A Geometric Proof of $\zeta(2)=\frac{\pi^2}6$? (and other integer inputs for the Zeta)
Is there a known geometric proof for this famous problem? $$\zeta(2)=\sum_{n=1}^\infty n^{-2}=\frac16\pi^2$$
Moreover we can consider possibilities of geometric proofs of the following identity for positive even inputs of the Zeta function: $$ \zeta(2n)=(-1)^{n+1} \frac{B_{2n}(2\pi)^{2n}}{2(2n)!}$$ and negative inputs: $$ \zeta(-n)=-\frac{B_{n+1}}{n+1}$$
Yes, there is a geometric proof for $\zeta(2)=\sum_{n=1}^\infty n^{-2}=\frac16\pi^2$, and, on top of that, it is a very unusual and, in my opinion, beautiful one.
In his gorgeous paper "How to compute $\sum \frac{1}{n^2}$ by solving triangles", Mikael Passare offers this idea for proving $\sum_{n=1}^\infty \frac{1}{n^2} = \frac{\pi^2}{6}$:
Proof of equality of square and curved areas is based on another picture:
Recapitulation of Passare's proof using formulas is as follows: (for each step there is a geometric justification)
$$\sum_{n=1}^\infty \frac{1}{n^2} = \sum_{n=1}^\infty \int_0^\infty \frac{e^{-nx}}{n}\; dx\; = -\int_0^\infty log(1-e^{-x})\; dx\; = \frac{\pi^2}{6}$$
I'm not sure what you mean by a geometric proof, but the following should fit the bill, as here the identity is deduced from a comparison of two areas: the first area is
$\displaystyle\int_{[0,1]^2} \frac{1}{1 - xy} \frac{dx dy}{\sqrt{xy}}$
and the second is
$4 \displaystyle \int_{\substack{\xi, \eta>0 \\ \xi \eta \leq 1}} \frac{ d \xi \, d \eta}{(1+\xi^2)(1+\eta^2)}$;
They are equal by a change of variables.
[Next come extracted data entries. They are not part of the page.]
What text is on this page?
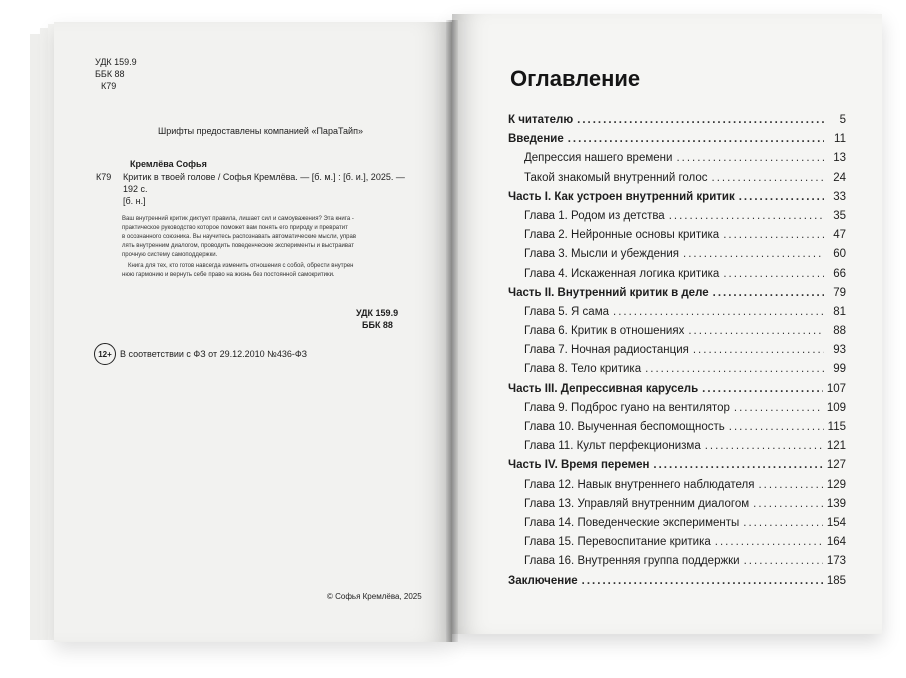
УДК 159.9
ББК 88
К79
Шрифты предоставлены компанией «ПараТайп»
Кремлёва Софья
К79 Критик в твоей голове / Софья Кремлёва. — [б. м.] : [б. и.], 2025. —
192 с.
[б. н.]
Ваш внутренний критик диктует правила, лишает сил и самоуважения? Эта книга -
практическое руководство которое поможет вам понять его природу и превратит
в осознанного союзника. Вы научитесь распознавать автоматические мысли, управ
лять внутренним диалогом, проводить поведенческие эксперименты и выстраиват
прочную систему самоподдержки.
Книга для тех, кто готов навсегда изменить отношения с собой, обрести внутрен
нюю гармонию и вернуть себе право на жизнь без постоянной самокритики.
УДК 159.9
ББК 88
12+ В соответствии с ФЗ от 29.12.2010 №436-ФЗ
© Софья Кремлёва, 2025
Оглавление
К читателю .....	5
Введение .....	11
Депрессия нашего времени .....	13
Такой знакомый внутренний голос .....	24
Часть I. Как устроен внутренний критик .....	33
Глава 1. Родом из детства .....	35
Глава 2. Нейронные основы критика .....	47
Глава 3. Мысли и убеждения .....	60
Глава 4. Искаженная логика критика .....	66
Часть II. Внутренний критик в деле .....	79
Глава 5. Я сама .....	81
Глава 6. Критик в отношениях .....	88
Глава 7. Ночная радиостанция .....	93
Глава 8. Тело критика .....	99
Часть III. Депрессивная карусель .....	107
Глава 9. Подброс гуано на вентилятор .....	109
Глава 10. Выученная беспомощность .....	115
Глава 11. Культ перфекционизма .....	121
Часть IV. Время перемен .....	127
Глава 12. Навык внутреннего наблюдателя .....	129
Глава 13. Управляй внутренним диалогом .....	139
Глава 14. Поведенческие эксперименты .....	154
Глава 15. Перевоспитание критика .....	164
Глава 16. Внутренняя группа поддержки .....	173
Заключение .....	185
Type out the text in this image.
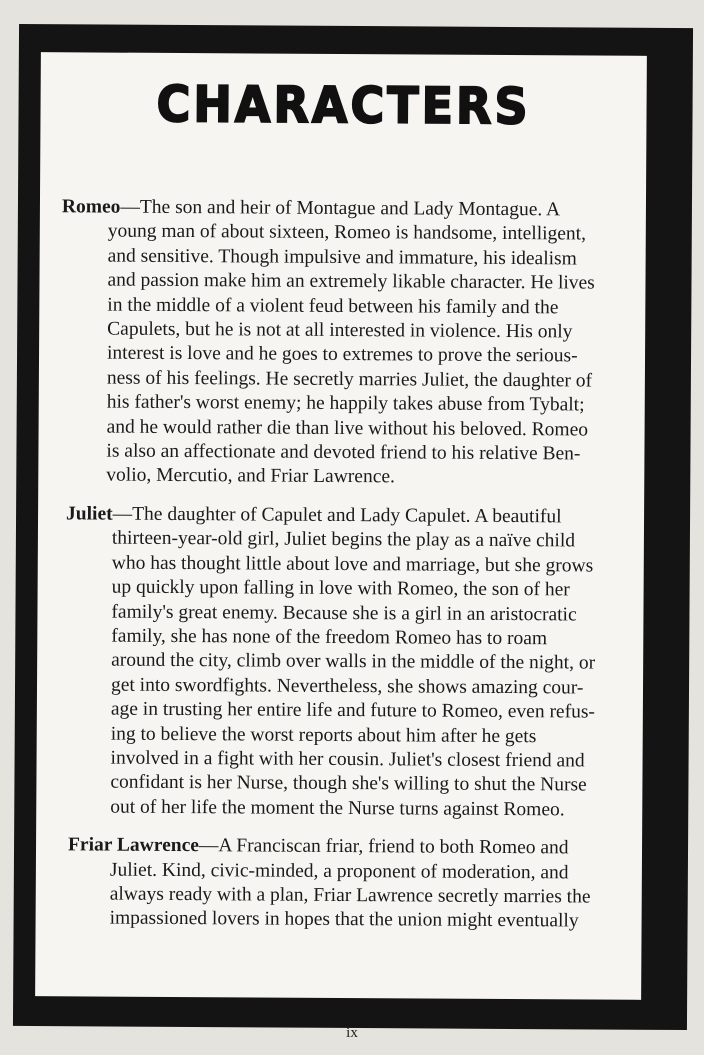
CHARACTERS
Romeo—The son and heir of Montague and Lady Montague. A
young man of about sixteen, Romeo is handsome, intelligent,
and sensitive. Though impulsive and immature, his idealism
and passion make him an extremely likable character. He lives
in the middle of a violent feud between his family and the
Capulets, but he is not at all interested in violence. His only
interest is love and he goes to extremes to prove the serious-
ness of his feelings. He secretly marries Juliet, the daughter of
his father's worst enemy; he happily takes abuse from Tybalt;
and he would rather die than live without his beloved. Romeo
is also an affectionate and devoted friend to his relative Ben-
volio, Mercutio, and Friar Lawrence.
Juliet—The daughter of Capulet and Lady Capulet. A beautiful
thirteen-year-old girl, Juliet begins the play as a naïve child
who has thought little about love and marriage, but she grows
up quickly upon falling in love with Romeo, the son of her
family's great enemy. Because she is a girl in an aristocratic
family, she has none of the freedom Romeo has to roam
around the city, climb over walls in the middle of the night, or
get into swordfights. Nevertheless, she shows amazing cour-
age in trusting her entire life and future to Romeo, even refus-
ing to believe the worst reports about him after he gets
involved in a fight with her cousin. Juliet's closest friend and
confidant is her Nurse, though she's willing to shut the Nurse
out of her life the moment the Nurse turns against Romeo.
Friar Lawrence—A Franciscan friar, friend to both Romeo and
Juliet. Kind, civic-minded, a proponent of moderation, and
always ready with a plan, Friar Lawrence secretly marries the
impassioned lovers in hopes that the union might eventually
ix
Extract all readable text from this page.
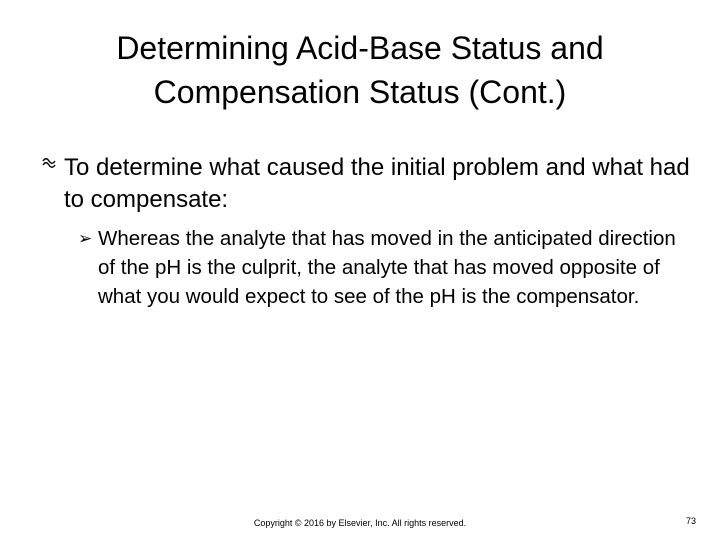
Determining Acid-Base Status and Compensation Status (Cont.)
To determine what caused the initial problem and what had to compensate:
➢ Whereas the analyte that has moved in the anticipated direction of the pH is the culprit, the analyte that has moved opposite of what you would expect to see of the pH is the compensator.
Copyright © 2016 by Elsevier, Inc. All rights reserved.	73
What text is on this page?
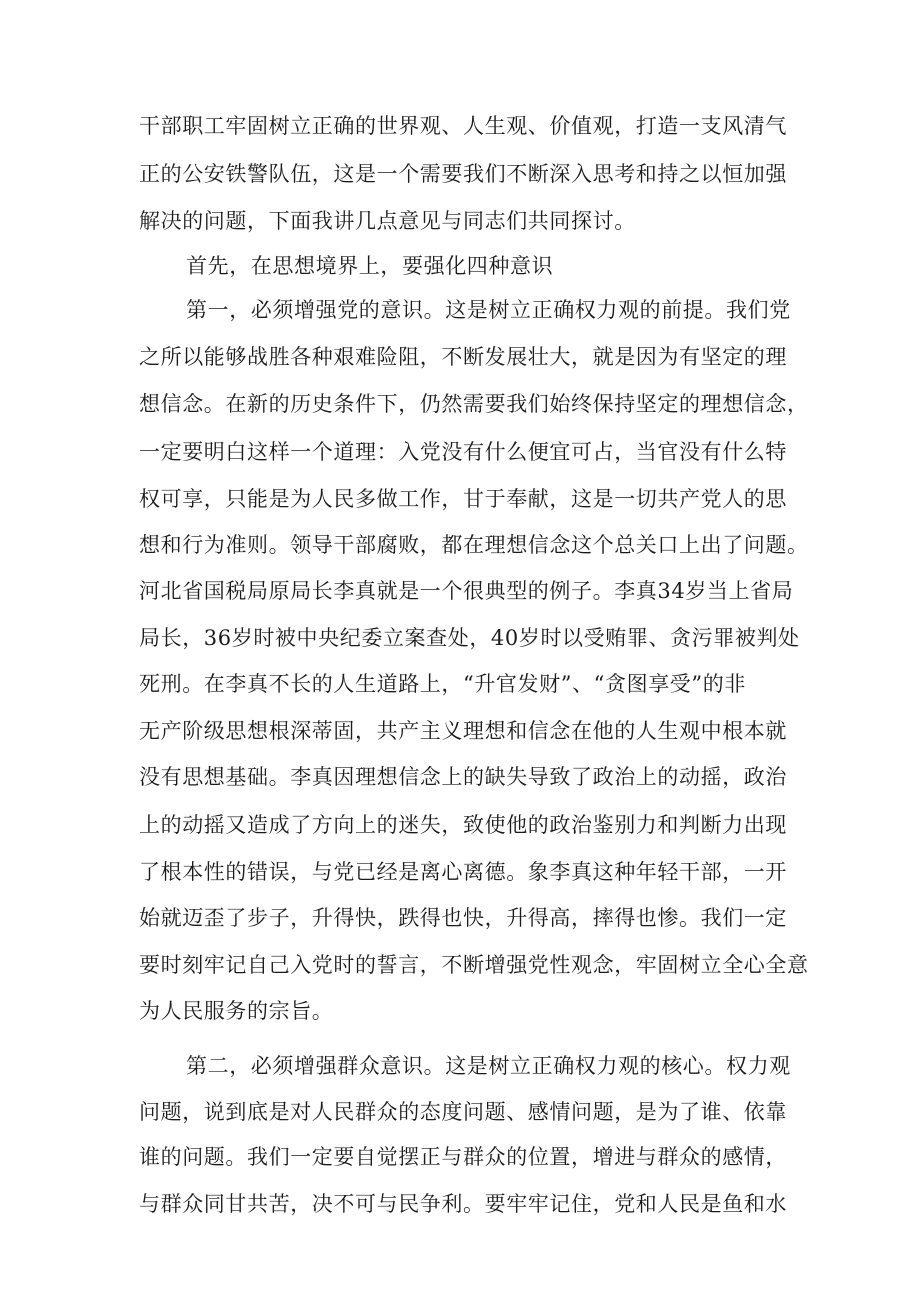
干部职工牢固树立正确的世界观、人生观、价值观，打造一支风清气
正的公安铁警队伍，这是一个需要我们不断深入思考和持之以恒加强
解决的问题，下面我讲几点意见与同志们共同探讨。
首先，在思想境界上，要强化四种意识
第一，必须增强党的意识。这是树立正确权力观的前提。我们党
之所以能够战胜各种艰难险阻，不断发展壮大，就是因为有坚定的理
想信念。在新的历史条件下，仍然需要我们始终保持坚定的理想信念，
一定要明白这样一个道理：入党没有什么便宜可占，当官没有什么特
权可享，只能是为人民多做工作，甘于奉献，这是一切共产党人的思
想和行为准则。领导干部腐败，都在理想信念这个总关口上出了问题。
河北省国税局原局长李真就是一个很典型的例子。李真34岁当上省局
局长，36岁时被中央纪委立案查处，40岁时以受贿罪、贪污罪被判处
死刑。在李真不长的人生道路上，“升官发财”、“贪图享受”的非
无产阶级思想根深蒂固，共产主义理想和信念在他的人生观中根本就
没有思想基础。李真因理想信念上的缺失导致了政治上的动摇，政治
上的动摇又造成了方向上的迷失，致使他的政治鉴别力和判断力出现
了根本性的错误，与党已经是离心离德。象李真这种年轻干部，一开
始就迈歪了步子，升得快，跌得也快，升得高，摔得也惨。我们一定
要时刻牢记自己入党时的誓言，不断增强党性观念，牢固树立全心全意
为人民服务的宗旨。
第二，必须增强群众意识。这是树立正确权力观的核心。权力观
问题，说到底是对人民群众的态度问题、感情问题，是为了谁、依靠
谁的问题。我们一定要自觉摆正与群众的位置，增进与群众的感情，
与群众同甘共苦，决不可与民争利。要牢牢记住，党和人民是鱼和水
For the first quantity, expand $(1-xy)^{-1}$ as a geometric series and integrate term-wise to get $3 \cdot \zeta(2)$. The second can be computed to $\pi^2/2$. This can be found in detail in Kontsevich and Zagier's Periods (bottom of page 8), where they attribute the idea to Calabi. (You should easily be able to hunt down an identity of $\zeta (n)$ being equal to an integral over the unit square in $\mathbb{R}^n$, like the first above. It might be a fun exercise to see if this idea is can be adapted for even $n$.)